Limpiar Memoria
rm(list=ls())
Directorio de Trabajo
getwd()
## [1] "D:/Usuarios/OSCAGAAl/Documents/Asesorias/Clases Diego Tarquino/Analisis Descriptivo o Exploratoria"
Librerias
source(list.files(pattern = "LIBRERIAS.R"))

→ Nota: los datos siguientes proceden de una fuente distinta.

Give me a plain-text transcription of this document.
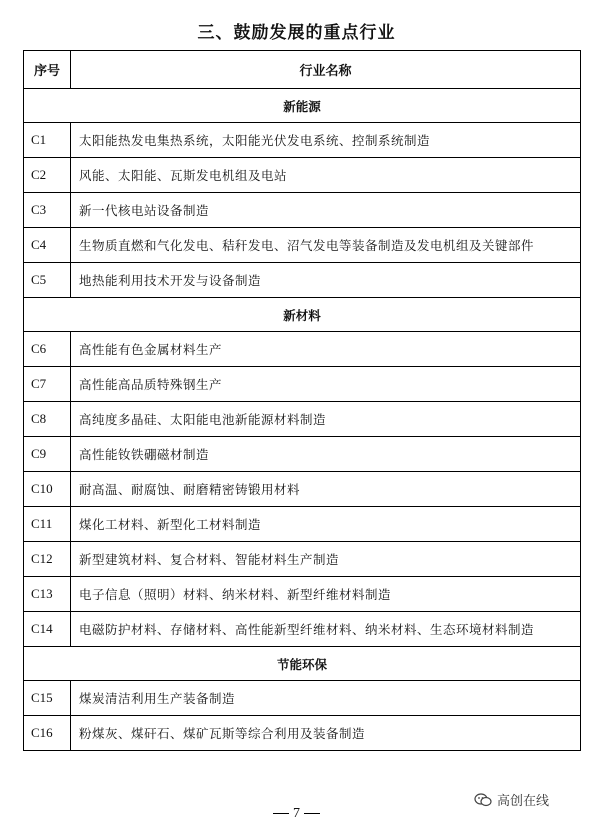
三、鼓励发展的重点行业
序号	行业名称
新能源	
C1	太阳能热发电集热系统，太阳能光伏发电系统、控制系统制造
C2	风能、太阳能、瓦斯发电机组及电站
C3	新一代核电站设备制造
C4	生物质直燃和气化发电、秸秆发电、沼气发电等装备制造及发电机组及关键部件
C5	地热能利用技术开发与设备制造
新材料	
C6	高性能有色金属材料生产
C7	高性能高品质特殊钢生产
C8	高纯度多晶硅、太阳能电池新能源材料制造
C9	高性能钕铁硼磁材制造
C10	耐高温、耐腐蚀、耐磨精密铸锻用材料
C11	煤化工材料、新型化工材料制造
C12	新型建筑材料、复合材料、智能材料生产制造
C13	电子信息（照明）材料、纳米材料、新型纤维材料制造
C14	电磁防护材料、存储材料、高性能新型纤维材料、纳米材料、生态环境材料制造
节能环保	
C15	煤炭清洁利用生产装备制造
C16	粉煤灰、煤矸石、煤矿瓦斯等综合利用及装备制造
高创在线
7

## Warning: replacing previous import 'vctrs::data_frame' by 'tibble::data_frame'
## when loading 'dplyr'
##
## Attaching package: 'dplyr'
## The following objects are masked from 'package:stats':
##
## filter, lag
## The following objects are masked from 'package:base':
##
## intersect, setdiff, setequal, union
##
## Attaching package: 'lubridate'
## The following objects are masked from 'package:base':
##
## date, intersect, setdiff, union
Cargar Datos
df= read_csv("Insumos/UCI_Credit_Card.csv") # <- es lo mismo que igual
## Parsed with column specification:
## cols(
## .default = col_double()
## )
## See spec(...) for full column specifications.
Extructura
class(df)
## [1] "spec_tbl_df" "tbl_df" "tbl" "data.frame"
df= as.data.frame(df)
Visualizacion de los datos fuente : https://rdrr.io/cran/creditmodel/man/UCICreditCard.html
head(df)
Revision de Tipo de variables
#str(df)
glimpse(df)
## Rows: 30,000
## Columns: 25
## $ ID <dbl> 1, 2, 3, 4, 5, 6, 7, 8, 9, 10, 11, 12, 1...
## $ LIMIT_BAL <dbl> 20000, 120000, 90000, 50000, 50000, 5000...
## $ SEX <dbl> 2, 2, 2, 2, 1, 1, 1, 2, 2, 1, 2, 2, 2, 1...
## $ EDUCATION <dbl> 2, 2, 2, 2, 2, 1, 1, 2, 3, 3, 3, 1, 2, 2...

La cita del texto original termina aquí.